By Cameron Graham.
A few weeks ago my son Charles (aged 19) and I did the AAMI Skilled Driver Course. It was a bit weird for me because I was the only 40+ participant. The rest were between 18 and 23. Charles has his green Ps and I regard him as a fairly good driver. Given that he logged almost all his 100 hours in his Ls with me I like to think I have something to do with this. He beats me on the go cart track but I wanted him to experience what his car can and can’t do on the road. I also wanted him to test his reflexes and to get a feel for how his car will respond under extreme braking and cornering.
The course started ominously. We parked our cars in a parking lot and then walked across the road to, you guessed it, a classroom. There were groans all around, including from me. The instructor was probably 10 years older than me, but he had a quiet intensity about him. His name was John. He asked a few questions and within a few minutes he had established a pretty good rapport with the kids. A short time later the other instructor entered and handed us each a slip of paper. She had measured the tyre pressure on each of our cars. Fortunately, Charles and I had stopped by a service station on the way and put some air in our tyres so we ‘passed’. Others were a bit embarrassed that they did not.
“He then dropped a bombshell.

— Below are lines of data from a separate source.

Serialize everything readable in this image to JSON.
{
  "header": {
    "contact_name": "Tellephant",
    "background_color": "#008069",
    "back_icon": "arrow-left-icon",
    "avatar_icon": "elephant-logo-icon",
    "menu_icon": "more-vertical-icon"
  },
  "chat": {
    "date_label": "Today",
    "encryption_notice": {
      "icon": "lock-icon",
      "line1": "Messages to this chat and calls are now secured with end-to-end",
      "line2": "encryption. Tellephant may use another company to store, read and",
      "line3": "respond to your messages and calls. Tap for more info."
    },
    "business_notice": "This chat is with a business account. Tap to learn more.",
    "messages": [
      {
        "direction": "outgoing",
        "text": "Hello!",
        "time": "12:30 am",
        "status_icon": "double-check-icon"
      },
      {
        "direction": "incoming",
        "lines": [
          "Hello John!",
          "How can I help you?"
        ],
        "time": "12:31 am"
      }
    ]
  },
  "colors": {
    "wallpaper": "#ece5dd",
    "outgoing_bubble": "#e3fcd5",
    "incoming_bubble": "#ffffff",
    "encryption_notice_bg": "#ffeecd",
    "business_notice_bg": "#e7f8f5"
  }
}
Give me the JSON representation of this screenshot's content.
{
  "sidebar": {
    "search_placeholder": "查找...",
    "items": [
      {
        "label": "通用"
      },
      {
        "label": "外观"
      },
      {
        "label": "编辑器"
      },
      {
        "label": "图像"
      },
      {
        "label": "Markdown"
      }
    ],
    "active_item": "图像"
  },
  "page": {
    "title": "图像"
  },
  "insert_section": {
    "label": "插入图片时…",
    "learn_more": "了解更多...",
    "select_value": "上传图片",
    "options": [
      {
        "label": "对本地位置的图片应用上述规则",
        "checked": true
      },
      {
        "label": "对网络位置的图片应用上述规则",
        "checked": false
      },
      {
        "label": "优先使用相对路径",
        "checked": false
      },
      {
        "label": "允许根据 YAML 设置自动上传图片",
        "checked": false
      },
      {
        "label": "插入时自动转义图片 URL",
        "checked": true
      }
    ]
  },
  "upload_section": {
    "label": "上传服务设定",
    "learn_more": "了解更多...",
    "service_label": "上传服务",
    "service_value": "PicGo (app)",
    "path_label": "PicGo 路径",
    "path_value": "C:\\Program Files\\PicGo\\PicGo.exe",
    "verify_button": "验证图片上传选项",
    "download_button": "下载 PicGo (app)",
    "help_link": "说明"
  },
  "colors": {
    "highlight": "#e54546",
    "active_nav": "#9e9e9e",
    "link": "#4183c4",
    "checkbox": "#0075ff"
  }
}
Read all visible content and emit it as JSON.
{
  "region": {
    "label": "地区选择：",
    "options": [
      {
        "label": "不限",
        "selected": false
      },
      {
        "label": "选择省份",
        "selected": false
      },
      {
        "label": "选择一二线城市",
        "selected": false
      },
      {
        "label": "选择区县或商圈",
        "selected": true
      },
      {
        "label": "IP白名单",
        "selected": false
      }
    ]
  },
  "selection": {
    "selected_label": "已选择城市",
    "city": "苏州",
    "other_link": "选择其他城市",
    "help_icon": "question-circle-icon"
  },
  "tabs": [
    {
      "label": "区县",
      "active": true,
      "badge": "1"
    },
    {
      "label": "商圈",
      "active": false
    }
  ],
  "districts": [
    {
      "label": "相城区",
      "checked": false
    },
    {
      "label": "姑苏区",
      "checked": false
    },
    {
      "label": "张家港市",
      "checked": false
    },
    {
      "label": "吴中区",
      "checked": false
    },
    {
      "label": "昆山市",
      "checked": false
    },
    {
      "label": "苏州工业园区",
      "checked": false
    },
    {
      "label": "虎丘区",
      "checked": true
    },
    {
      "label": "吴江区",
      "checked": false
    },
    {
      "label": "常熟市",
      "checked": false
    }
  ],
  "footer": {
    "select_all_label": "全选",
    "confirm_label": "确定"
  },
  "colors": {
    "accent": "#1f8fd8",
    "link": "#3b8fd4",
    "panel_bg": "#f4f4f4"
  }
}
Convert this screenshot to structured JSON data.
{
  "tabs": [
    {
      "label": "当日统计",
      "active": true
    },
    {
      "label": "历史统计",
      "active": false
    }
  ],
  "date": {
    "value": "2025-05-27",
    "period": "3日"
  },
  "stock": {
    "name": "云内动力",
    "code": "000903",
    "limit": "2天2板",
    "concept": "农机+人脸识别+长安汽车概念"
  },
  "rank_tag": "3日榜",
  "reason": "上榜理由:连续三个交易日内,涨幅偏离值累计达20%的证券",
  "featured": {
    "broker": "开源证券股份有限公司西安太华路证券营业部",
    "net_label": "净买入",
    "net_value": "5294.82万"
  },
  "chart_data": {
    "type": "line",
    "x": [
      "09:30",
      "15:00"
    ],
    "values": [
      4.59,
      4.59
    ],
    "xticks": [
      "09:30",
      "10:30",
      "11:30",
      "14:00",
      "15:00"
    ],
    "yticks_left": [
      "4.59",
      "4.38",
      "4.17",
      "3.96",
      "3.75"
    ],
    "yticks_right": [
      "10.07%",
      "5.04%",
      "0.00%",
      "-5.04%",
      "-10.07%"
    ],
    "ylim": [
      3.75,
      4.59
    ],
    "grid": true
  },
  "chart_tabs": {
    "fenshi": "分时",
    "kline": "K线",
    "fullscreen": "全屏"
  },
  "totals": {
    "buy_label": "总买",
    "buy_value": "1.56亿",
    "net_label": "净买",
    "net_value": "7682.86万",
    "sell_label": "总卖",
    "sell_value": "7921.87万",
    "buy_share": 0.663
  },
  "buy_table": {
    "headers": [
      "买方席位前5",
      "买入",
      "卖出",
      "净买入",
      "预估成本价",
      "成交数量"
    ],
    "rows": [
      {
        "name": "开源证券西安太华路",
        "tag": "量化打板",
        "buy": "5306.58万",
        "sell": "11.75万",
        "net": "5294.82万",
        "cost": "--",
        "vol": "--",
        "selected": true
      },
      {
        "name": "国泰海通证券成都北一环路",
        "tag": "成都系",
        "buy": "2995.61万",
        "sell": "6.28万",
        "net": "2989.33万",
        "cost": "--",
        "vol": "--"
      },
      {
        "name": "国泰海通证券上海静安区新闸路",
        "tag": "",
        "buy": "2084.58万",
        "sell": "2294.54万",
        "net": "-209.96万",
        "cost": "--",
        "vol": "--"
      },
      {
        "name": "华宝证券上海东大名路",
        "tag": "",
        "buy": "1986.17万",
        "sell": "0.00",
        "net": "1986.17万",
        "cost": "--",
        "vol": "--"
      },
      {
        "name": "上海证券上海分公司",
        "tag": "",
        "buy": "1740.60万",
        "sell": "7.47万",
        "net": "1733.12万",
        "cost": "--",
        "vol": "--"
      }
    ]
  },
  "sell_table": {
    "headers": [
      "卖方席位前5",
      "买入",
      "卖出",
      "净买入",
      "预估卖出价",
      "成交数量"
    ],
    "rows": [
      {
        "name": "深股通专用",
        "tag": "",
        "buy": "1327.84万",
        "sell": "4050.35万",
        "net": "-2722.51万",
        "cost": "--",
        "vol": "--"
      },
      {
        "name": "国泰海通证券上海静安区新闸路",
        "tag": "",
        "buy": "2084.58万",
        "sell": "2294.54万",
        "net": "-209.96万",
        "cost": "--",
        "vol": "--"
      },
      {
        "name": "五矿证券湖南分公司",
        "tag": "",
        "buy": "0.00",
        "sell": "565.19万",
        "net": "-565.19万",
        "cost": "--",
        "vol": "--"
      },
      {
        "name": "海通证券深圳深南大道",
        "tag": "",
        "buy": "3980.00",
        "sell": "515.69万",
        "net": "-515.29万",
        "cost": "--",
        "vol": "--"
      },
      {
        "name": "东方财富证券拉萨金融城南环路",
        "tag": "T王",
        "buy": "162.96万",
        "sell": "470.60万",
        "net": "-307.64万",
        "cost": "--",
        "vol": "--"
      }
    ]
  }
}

John told us that if your tyres are too worn and you are in an accident then your insurer is entitled to deny you indemnity under your insurance policy”
We then spent the next few minutes talking about tyre pressures and how tyres wear more quickly when they are over or under inflated. There were some dumbfounded faces and I must admit that I had no idea of the impact tyre pressures has. John then showed us some badly worn tyres and we talked about the importance of wheel alignment and its impact on tyre wear. He then dropped a bombshell. John told us that if your tyres are too worn and you are in an accident then your insurer is entitled to deny you indemnity under your insurance policy. Insurance companies read police reports regarding accidents and police make a point of inspecting the tyres of cars involved in accidents. Scary thought. John certainly had our attention now.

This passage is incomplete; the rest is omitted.